Performative kariyer: Sosyal medyadaki “Performative Male” kavramı iş dünyasına nasıl sızdı?

Sosyal medyada sıkça konuşulan ve “doğallığın provasını yapan” Performative Male (performans sergileyen erkek) kavramı, iş dünyasında “Performative Kariyer” olarak karşımıza çıkıyor. CV’lerden toplantı jestlerine, hatta kahve tercihine kadar her şeyin bir “persona çalışmasına” dönüştüğü bu yeni kurumsal kültürde, imaj ve “doğru zamanlı jest”, gerçek performansın önüne geçiyor.

Modern şirketlerin kültürünü çözmek artık bir “persona” çalışması gerektiriyor. Sık kullanılmaya başlayan Performative Male tabirine iş dünyası çok daha önce uyum sağlamış olabilir mi?

Performative Kariyer: İş hayatında kurumsal metot oyunculuğu, persona çalışması ve Performative Male etkisi.

Performative Kariyer

Bir süredir sosyal medyada yeni bir tabir dolaşıyor: performative male.
Hani şu, kahvesini “tesadüfen” güneşin en iyi vurduğu pencerede içen, kitaplığının en görünür rafına Albert Camus ya da Dostoyevski koyan, Spotify’da entelektüellik yayını yapan figürler. Biraz da flörtöz tipler. Her şeyi biraz fazla farkında, biraz fazla “doğal.”
Aslında doğallığın provasını yapıyorlar.

Düşündüm de, bu sadece sosyal medyanın sahnesinde mi oluyor?
Pek sanmıyorum. Çünkü aynı oyun iş hayatında da sahneleniyor artık.
Şirketin, yöneticinin, hatta meslektaşlarının gözündeki imajla yükselen yeni bir tür: Performative kariyer.

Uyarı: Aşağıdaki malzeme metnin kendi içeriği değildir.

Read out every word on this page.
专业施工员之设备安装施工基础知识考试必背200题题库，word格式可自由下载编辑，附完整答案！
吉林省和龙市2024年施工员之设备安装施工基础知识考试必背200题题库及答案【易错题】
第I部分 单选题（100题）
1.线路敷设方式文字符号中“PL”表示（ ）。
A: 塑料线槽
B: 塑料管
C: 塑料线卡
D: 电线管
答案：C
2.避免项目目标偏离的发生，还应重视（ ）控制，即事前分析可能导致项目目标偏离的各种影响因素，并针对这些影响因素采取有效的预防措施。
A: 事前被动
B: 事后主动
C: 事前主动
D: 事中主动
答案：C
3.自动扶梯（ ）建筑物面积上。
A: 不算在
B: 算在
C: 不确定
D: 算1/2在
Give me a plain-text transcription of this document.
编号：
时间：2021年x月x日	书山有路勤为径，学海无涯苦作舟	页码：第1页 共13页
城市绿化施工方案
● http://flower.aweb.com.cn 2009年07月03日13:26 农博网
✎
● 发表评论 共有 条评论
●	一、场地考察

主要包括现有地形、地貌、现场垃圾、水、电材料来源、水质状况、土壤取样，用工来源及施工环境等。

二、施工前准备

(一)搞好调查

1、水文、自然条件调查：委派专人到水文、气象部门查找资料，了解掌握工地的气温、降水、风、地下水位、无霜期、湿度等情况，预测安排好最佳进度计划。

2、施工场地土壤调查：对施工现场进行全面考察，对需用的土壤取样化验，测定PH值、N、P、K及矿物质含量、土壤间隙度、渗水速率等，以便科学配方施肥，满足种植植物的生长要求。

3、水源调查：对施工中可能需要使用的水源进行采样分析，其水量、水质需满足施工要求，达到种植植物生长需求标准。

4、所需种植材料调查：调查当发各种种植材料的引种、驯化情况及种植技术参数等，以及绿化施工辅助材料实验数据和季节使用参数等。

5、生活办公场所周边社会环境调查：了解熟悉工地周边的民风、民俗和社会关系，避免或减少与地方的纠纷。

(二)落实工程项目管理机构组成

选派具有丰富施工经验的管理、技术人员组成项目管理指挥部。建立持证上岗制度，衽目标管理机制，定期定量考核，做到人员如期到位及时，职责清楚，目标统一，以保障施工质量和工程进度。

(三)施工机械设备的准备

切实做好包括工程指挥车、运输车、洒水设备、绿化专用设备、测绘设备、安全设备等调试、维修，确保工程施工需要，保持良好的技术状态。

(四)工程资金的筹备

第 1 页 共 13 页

CV: Hayatın Özeti Değil, Senaryosu

Bu oyunun ilk sahnesi genellikle bir Word dosyasında başlıyor.
O dosya, kişinin kendisinden çok “istenen profilin” hikâyesi gibi.
“Takım çalışmasına yatkın”, “detay odaklı”, “dinamik”…
Sanki herkes aynı CV fabrikasından çıkmış.

Bir aday bir keresinde bana demişti:

“CV’yi ben yazmıyorum aslında, şirketin istediği karakteri seslendiriyorum.”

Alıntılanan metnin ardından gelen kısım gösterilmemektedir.